Abuse cases to move ahead
Nearly two dozen adults who claim they were molested as children by priests won an early round in Allegheny County Court when a judge ruled Tuesday that their lawsuits can proceed against the Catholic Diocese of Pittsburgh and its leaders.
Common Pleas Judge R. Stanton Wettick Jr. rejected the church’s claim that the lawsuits should be thrown out because they weren’t filed within the time allowed for such claims, called the statute of limitations. Wettick’s ruling means the lawsuits can proceed to a fact-finding period called discovery.
Ruling in a test case that applies to all claims, Wettick wrote: “A jury may find that there is a loud ring of truth to plaintiff’s statement that he and his family never approached Diocesan officials to ask whether they had knowingly assigned to their church, to work directly with the parishioners including young boys, a priest with a history of sexually molesting children, because it would never cross their minds that the church would do so.”
Wettick’s ruling was on preliminary legal issues and not on whether the abuse occurred. Nor did he rule on any action by church leaders. A jury could still decide that the statute of limitations applies.
The lawsuits allege that the diocese engaged in a conspiracy to shield priests accused of abuse by shuffling them to different assignments. The lawsuits maintain that the plaintiffs knew nothing of this until a nationwide priest sex abuse scandal made headlines in 2002.
Wettick ruled that a jury, not a judge, will determine whether and when a reasonable person should have suspected the leaders took such steps.
“Obviously, our clients are extremely pleased with the judge’s decision,” said Alan H. Perer, a Downtown attorney who filed the lawsuits with attorney Richard M. Serbin, of Altoona.
“I think it will be hard to prove what the leaders knew, but we knew that from the beginning,” Perer said.
As leader of the six-county diocese’s 815,000 Catholics, Bishop Donald Wuerl has built a national reputation for not tolerating predator priests.
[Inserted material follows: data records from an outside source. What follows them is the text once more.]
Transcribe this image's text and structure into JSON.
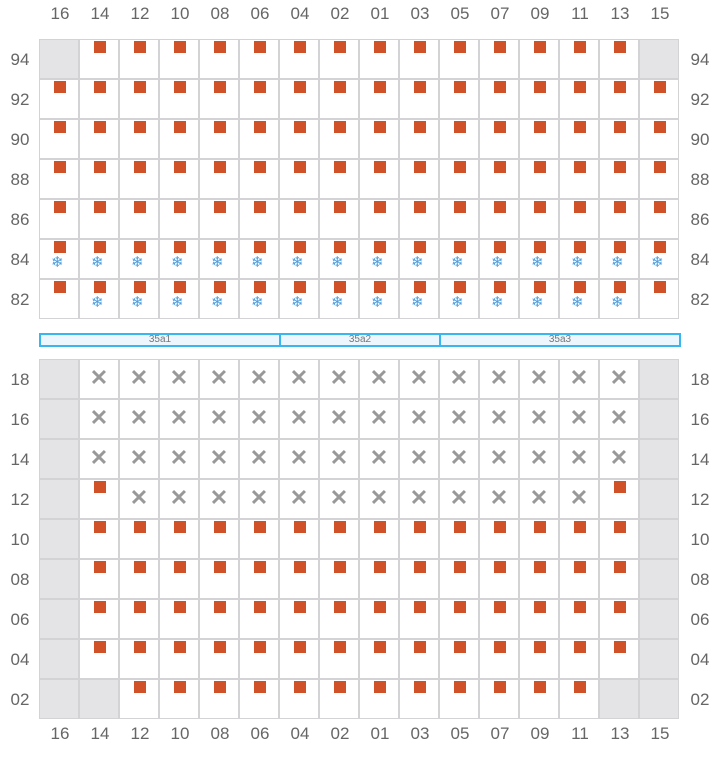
{
  "columns": [
    "16",
    "14",
    "12",
    "10",
    "08",
    "06",
    "04",
    "02",
    "01",
    "03",
    "05",
    "07",
    "09",
    "11",
    "13",
    "15"
  ],
  "colors": {
    "occupied": "#d05028",
    "frozen": "#4a9de0",
    "unavailable": "#e4e4e7",
    "section_border": "#3ab6ef"
  },
  "legend_codes": {
    "g": "unavailable",
    "o": "occupied",
    "of": "occupied-frozen",
    "x": "blocked"
  },
  "top_block": {
    "rows": [
      {
        "label": "94",
        "cells": [
          "g",
          "o",
          "o",
          "o",
          "o",
          "o",
          "o",
          "o",
          "o",
          "o",
          "o",
          "o",
          "o",
          "o",
          "o",
          "g"
        ]
      },
      {
        "label": "92",
        "cells": [
          "o",
          "o",
          "o",
          "o",
          "o",
          "o",
          "o",
          "o",
          "o",
          "o",
          "o",
          "o",
          "o",
          "o",
          "o",
          "o"
        ]
      },
      {
        "label": "90",
        "cells": [
          "o",
          "o",
          "o",
          "o",
          "o",
          "o",
          "o",
          "o",
          "o",
          "o",
          "o",
          "o",
          "o",
          "o",
          "o",
          "o"
        ]
      },
      {
        "label": "88",
        "cells": [
          "o",
          "o",
          "o",
          "o",
          "o",
          "o",
          "o",
          "o",
          "o",
          "o",
          "o",
          "o",
          "o",
          "o",
          "o",
          "o"
        ]
      },
      {
        "label": "86",
        "cells": [
          "o",
          "o",
          "o",
          "o",
          "o",
          "o",
          "o",
          "o",
          "o",
          "o",
          "o",
          "o",
          "o",
          "o",
          "o",
          "o"
        ]
      },
      {
        "label": "84",
        "cells": [
          "of",
          "of",
          "of",
          "of",
          "of",
          "of",
          "of",
          "of",
          "of",
          "of",
          "of",
          "of",
          "of",
          "of",
          "of",
          "of"
        ]
      },
      {
        "label": "82",
        "cells": [
          "o",
          "of",
          "of",
          "of",
          "of",
          "of",
          "of",
          "of",
          "of",
          "of",
          "of",
          "of",
          "of",
          "of",
          "of",
          "o"
        ]
      }
    ]
  },
  "sections": [
    {
      "label": "35a1",
      "span": 6
    },
    {
      "label": "35a2",
      "span": 4
    },
    {
      "label": "35a3",
      "span": 6
    }
  ],
  "bottom_block": {
    "rows": [
      {
        "label": "18",
        "cells": [
          "g",
          "x",
          "x",
          "x",
          "x",
          "x",
          "x",
          "x",
          "x",
          "x",
          "x",
          "x",
          "x",
          "x",
          "x",
          "g"
        ]
      },
      {
        "label": "16",
        "cells": [
          "g",
          "x",
          "x",
          "x",
          "x",
          "x",
          "x",
          "x",
          "x",
          "x",
          "x",
          "x",
          "x",
          "x",
          "x",
          "g"
        ]
      },
      {
        "label": "14",
        "cells": [
          "g",
          "x",
          "x",
          "x",
          "x",
          "x",
          "x",
          "x",
          "x",
          "x",
          "x",
          "x",
          "x",
          "x",
          "x",
          "g"
        ]
      },
      {
        "label": "12",
        "cells": [
          "g",
          "o",
          "x",
          "x",
          "x",
          "x",
          "x",
          "x",
          "x",
          "x",
          "x",
          "x",
          "x",
          "x",
          "o",
          "g"
        ]
      },
      {
        "label": "10",
        "cells": [
          "g",
          "o",
          "o",
          "o",
          "o",
          "o",
          "o",
          "o",
          "o",
          "o",
          "o",
          "o",
          "o",
          "o",
          "o",
          "g"
        ]
      },
      {
        "label": "08",
        "cells": [
          "g",
          "o",
          "o",
          "o",
          "o",
          "o",
          "o",
          "o",
          "o",
          "o",
          "o",
          "o",
          "o",
          "o",
          "o",
          "g"
        ]
      },
      {
        "label": "06",
        "cells": [
          "g",
          "o",
          "o",
          "o",
          "o",
          "o",
          "o",
          "o",
          "o",
          "o",
          "o",
          "o",
          "o",
          "o",
          "o",
          "g"
        ]
      },
      {
        "label": "04",
        "cells": [
          "g",
          "o",
          "o",
          "o",
          "o",
          "o",
          "o",
          "o",
          "o",
          "o",
          "o",
          "o",
          "o",
          "o",
          "o",
          "g"
        ]
      },
      {
        "label": "02",
        "cells": [
          "g",
          "g",
          "o",
          "o",
          "o",
          "o",
          "o",
          "o",
          "o",
          "o",
          "o",
          "o",
          "o",
          "o",
          "g",
          "g"
        ]
      }
    ]
  },
  "icons": {
    "frozen": "snowflake-icon",
    "blocked": "x-icon",
    "occupied": "square-marker-icon"
  }
}
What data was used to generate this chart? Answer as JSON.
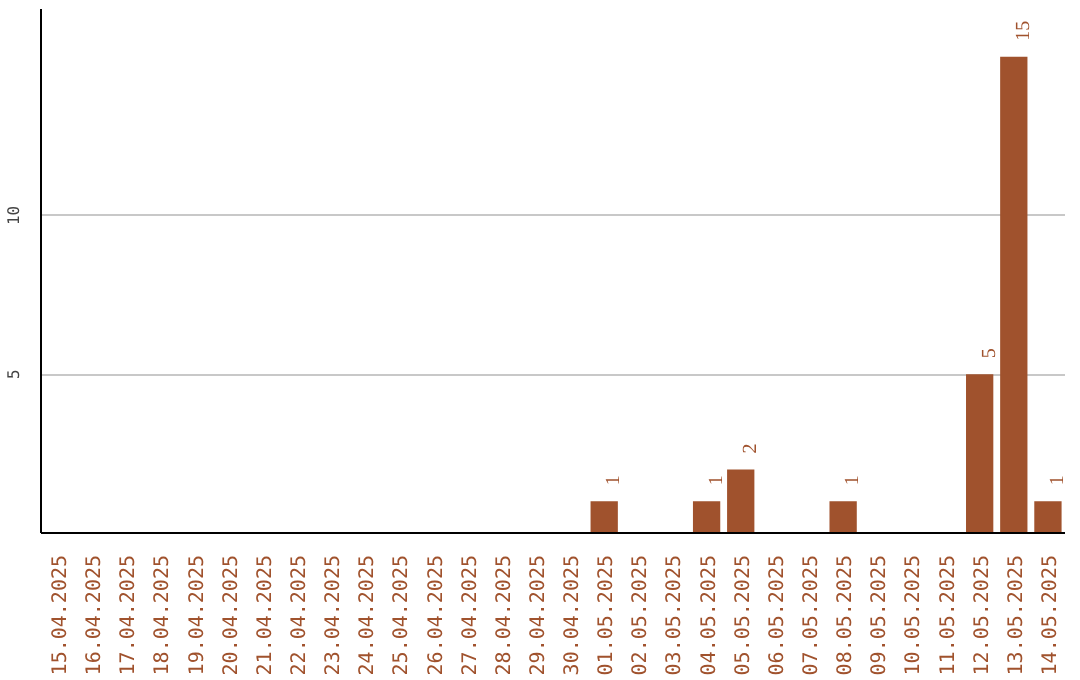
{
  "chart_data": {
    "type": "bar",
    "categories": [
      "15.04.2025",
      "16.04.2025",
      "17.04.2025",
      "18.04.2025",
      "19.04.2025",
      "20.04.2025",
      "21.04.2025",
      "22.04.2025",
      "23.04.2025",
      "24.04.2025",
      "25.04.2025",
      "26.04.2025",
      "27.04.2025",
      "28.04.2025",
      "29.04.2025",
      "30.04.2025",
      "01.05.2025",
      "02.05.2025",
      "03.05.2025",
      "04.05.2025",
      "05.05.2025",
      "06.05.2025",
      "07.05.2025",
      "08.05.2025",
      "09.05.2025",
      "10.05.2025",
      "11.05.2025",
      "12.05.2025",
      "13.05.2025",
      "14.05.2025"
    ],
    "values": [
      0,
      0,
      0,
      0,
      0,
      0,
      0,
      0,
      0,
      0,
      0,
      0,
      0,
      0,
      0,
      0,
      1,
      0,
      0,
      1,
      2,
      0,
      0,
      1,
      0,
      0,
      0,
      5,
      15,
      1
    ],
    "value_labels": [
      null,
      null,
      null,
      null,
      null,
      null,
      null,
      null,
      null,
      null,
      null,
      null,
      null,
      null,
      null,
      null,
      "1",
      null,
      null,
      "1",
      "2",
      null,
      null,
      "1",
      null,
      null,
      null,
      "5",
      "15",
      "1"
    ],
    "color": "#a0522d",
    "ylim": [
      0,
      16.5
    ],
    "yticks": [
      5,
      10
    ],
    "grid": "y"
  }
}
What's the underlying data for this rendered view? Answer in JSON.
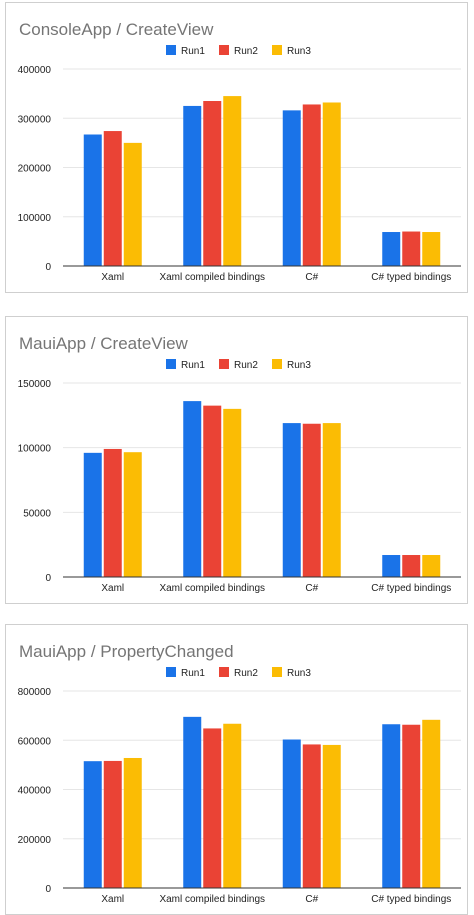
{
  "chart_data": [
    {
      "type": "bar",
      "title": "ConsoleApp / CreateView",
      "categories": [
        "Xaml",
        "Xaml compiled bindings",
        "C#",
        "C# typed bindings"
      ],
      "series": [
        {
          "name": "Run1",
          "values": [
            267000,
            325000,
            316000,
            69000
          ]
        },
        {
          "name": "Run2",
          "values": [
            274000,
            335000,
            328000,
            70000
          ]
        },
        {
          "name": "Run3",
          "values": [
            250000,
            345000,
            332000,
            69000
          ]
        }
      ],
      "ylim": [
        0,
        400000
      ],
      "yticks": [
        "0",
        "100000",
        "200000",
        "300000",
        "400000"
      ],
      "ytick_values": [
        0,
        100000,
        200000,
        300000,
        400000
      ],
      "legend_position": "top",
      "grid": true
    },
    {
      "type": "bar",
      "title": "MauiApp / CreateView",
      "categories": [
        "Xaml",
        "Xaml compiled bindings",
        "C#",
        "C# typed bindings"
      ],
      "series": [
        {
          "name": "Run1",
          "values": [
            96000,
            136000,
            119000,
            17000
          ]
        },
        {
          "name": "Run2",
          "values": [
            99000,
            132500,
            118500,
            17000
          ]
        },
        {
          "name": "Run3",
          "values": [
            96500,
            130000,
            119000,
            17000
          ]
        }
      ],
      "ylim": [
        0,
        150000
      ],
      "yticks": [
        "0",
        "50000",
        "100000",
        "150000"
      ],
      "ytick_values": [
        0,
        50000,
        100000,
        150000
      ],
      "legend_position": "top",
      "grid": true
    },
    {
      "type": "bar",
      "title": "MauiApp / PropertyChanged",
      "categories": [
        "Xaml",
        "Xaml compiled bindings",
        "C#",
        "C# typed bindings"
      ],
      "series": [
        {
          "name": "Run1",
          "values": [
            515000,
            695000,
            603000,
            665000
          ]
        },
        {
          "name": "Run2",
          "values": [
            516000,
            648000,
            583000,
            663000
          ]
        },
        {
          "name": "Run3",
          "values": [
            528000,
            667000,
            581000,
            683000
          ]
        }
      ],
      "ylim": [
        0,
        800000
      ],
      "yticks": [
        "0",
        "200000",
        "400000",
        "600000",
        "800000"
      ],
      "ytick_values": [
        0,
        200000,
        400000,
        600000,
        800000
      ],
      "legend_position": "top",
      "grid": true
    }
  ],
  "colors": {
    "series": [
      "#1a73e8",
      "#ea4335",
      "#fbbc04"
    ],
    "gridline": "#e6e6e6",
    "axis": "#333333"
  }
}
Pittsburgh Diocese spokesman Rev. Ronald Lengwin said the diocese has no plans to settle the cases because the lawsuits are factually wrong and because of Wuerl’s no-tolerance stance.
“We just believe these have been charges made against us irresponsibly, and we want to defend our good name,” Lengwin said.
Diocese lawyers had argued that the purported victims had a legal duty to determine years ago whether church officials knowingly shielded predator priests and allowed them access to children. The lawsuits have been brought against the diocese, Wuerl and Wuerl’s predecessor, Cardinal Anthony Bevilacqua, who recently retired as archbishop of Philadelphia.
The diocese issued a statement yesterday saying church leaders would have preferred the cases end now, but look forward to presenting their side of the story.
“Judge Wettick’s decision now requires (plaintiffs’) attorneys Richard Serbin and Alan Perer to deal with the actual facts of their unfounded charges rather than simply generating media spin and a public relations campaign,” the statement said.
Wettick’s ruling applies to 23 plaintiffs.
Fourteen priests have been named as abusing the plaintiffs. Some of the priests died years ago with no accusations made against them during their lifetimes. Some priests resigned or left the ministry before the lawsuits were filed.
The test case involves Chris Matthews, 26, of West Mifflin, who accuses the Rev. John Wellinger of molesting him three times in 1989. As with the other cases, Serbin and Perer acknowledge the state’s two-year statute of limitations for suing Wellinger has expired. Instead, the lawyers are suing the church, claiming Matthews and the other plaintiffs discovered the alleged conspiracy in 2002.
The Altoona Catholic Diocese recently settled a similar lawsuit filed by Serbin for $3.7 million after a judge declined to dismiss the claim on statute of limitations grounds.
Lengwin said the Matthews lawsuit falsely claims Wellinger remained a practicing priest after he was accused of abuse in 1995. Wellinger took a leave of absence from the ministry three months before the 1995 allegation surfaced, Lengwin said, and never returned.